Half a Person
It was cold yesterday at the playground, where my daughters spent the morning mostly playing in the sandbox when they weren’t running away from the scary, scary pigeons who coveted their Cheerois snack. It’s been unseasonably cold for weeks. I’ve broken out my extra-warm winter coat, the one with the faux fur trim and hood. It feels like I’m wearing a cozy quilt, and it looks stylish as hell, too. I love it. When an errant chill breeze brushed across my shoulders yesterday, I found myself huddling further into the warm folds of my coat. I stuck my hands in my pocket — and encountered something unexpected. A piece of paper. Was it a receipt? A coupon? I pulled it out to look.
It was a flyer for an erotic photography exhibit, complete with a striking naked woman as the illustration. And I was standing in the middle of the playground, surrounded by toddlers and their caregivers. I hastily shoved the flyer back deep into my pocket. It’s still there; I should probably take care of it before I venture out with the kids again.
Overall, I’m pretty comfortable with my dual roles as parent and sex writer. I have lots of friends who knew me before I was a parent and have stuck with me through the transition. Some of them, in fact, are parents themselves. I’ve met a handful of queer parents who are also pretty relaxed about the whole thing. I could stand to have more of this in my life, but what overscheduled parents-of-toddlers couldn’t?
It’s the casual interactions with other parents I don’t know that trip me up. When they ask what I do, and aren’t satisfied with “I’m a writer” — “Oh? What sort of writing?” When I think about inviting someone over for tea, and then remember what my bookshelves look like.
You’re not supposed to cross the streams of sexuality and parenting. The sex life of parents is supposed to be private. Very private. Moms on the playground aren’t supposed to have flyers for erotic photography exhibits in their pockets. Or a framed cover from the lesbian porn magazine Mom used to work at, hanging on the wall just across from the entrance to the nursery. (The girls call her “Anne,” because that’s her name. Sometimes they say “Hi, Anne,” as they walk by. Just like they say “Hi, Brian McBride” to the autographed photo of the soccer star that still hangs next to their changing table, a relic of the days when Dad still had an office.)

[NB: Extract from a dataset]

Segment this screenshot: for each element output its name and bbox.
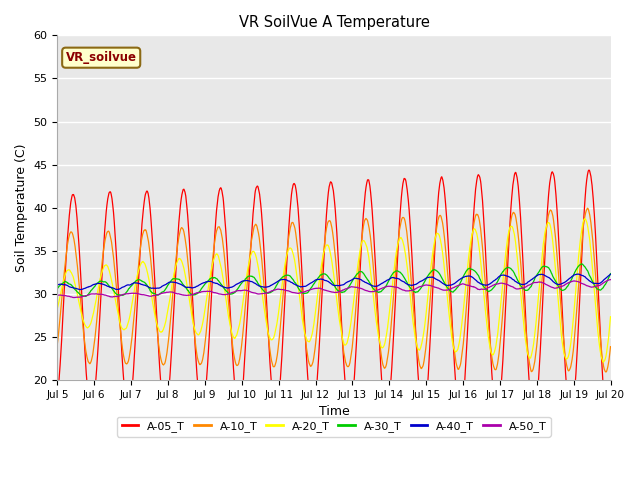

In other words, parents are supposed to maintain plausible deniability that we have a sex life at all, much less providing any hint of what it looks like. But for whose sake, really, are we maintaining the facade? Not for the kids, not at this age at least. (Although my daughter did proclaim “no kissing!” from her high chair earlier this week. We ignored her.) As far as I can tell, it’s for other parents. It’s a social facade that I suspect we all maintain — and one that I suspect those parents with non-mainstream sex lives are expected to be extra-vigilant about, unless I’m just expressing my own paranoia here.
Look, I don’t really want to talk to the parents on the playground about my sex life. I just want to feel less like I’m in hiding. Call it the Parent Closet. Call it a lamentable symptom of the wall we’ve built between children and the topic of sex in general — don’t cross the streams! Something explosive will follow, though everyone’s vague on the details. Call it whatever you like. It has the inevitable effect of making me feel like half a person when I’m in public parent spaces. I’m still figuring out how to solve this without making myself or other people too uncomfortable. Maybe there is no solution, only strategies — and I’m working on those, too, and taking suggestions from other parents in the same bind. Because one good thing about who I am and where I live: I know I’m not alone. I’m hardly a pioneer here. I have allies within a metaphorical arm’s reach. (Several of them blog here!)
In the meantime, though, I’m cleaning out my pockets.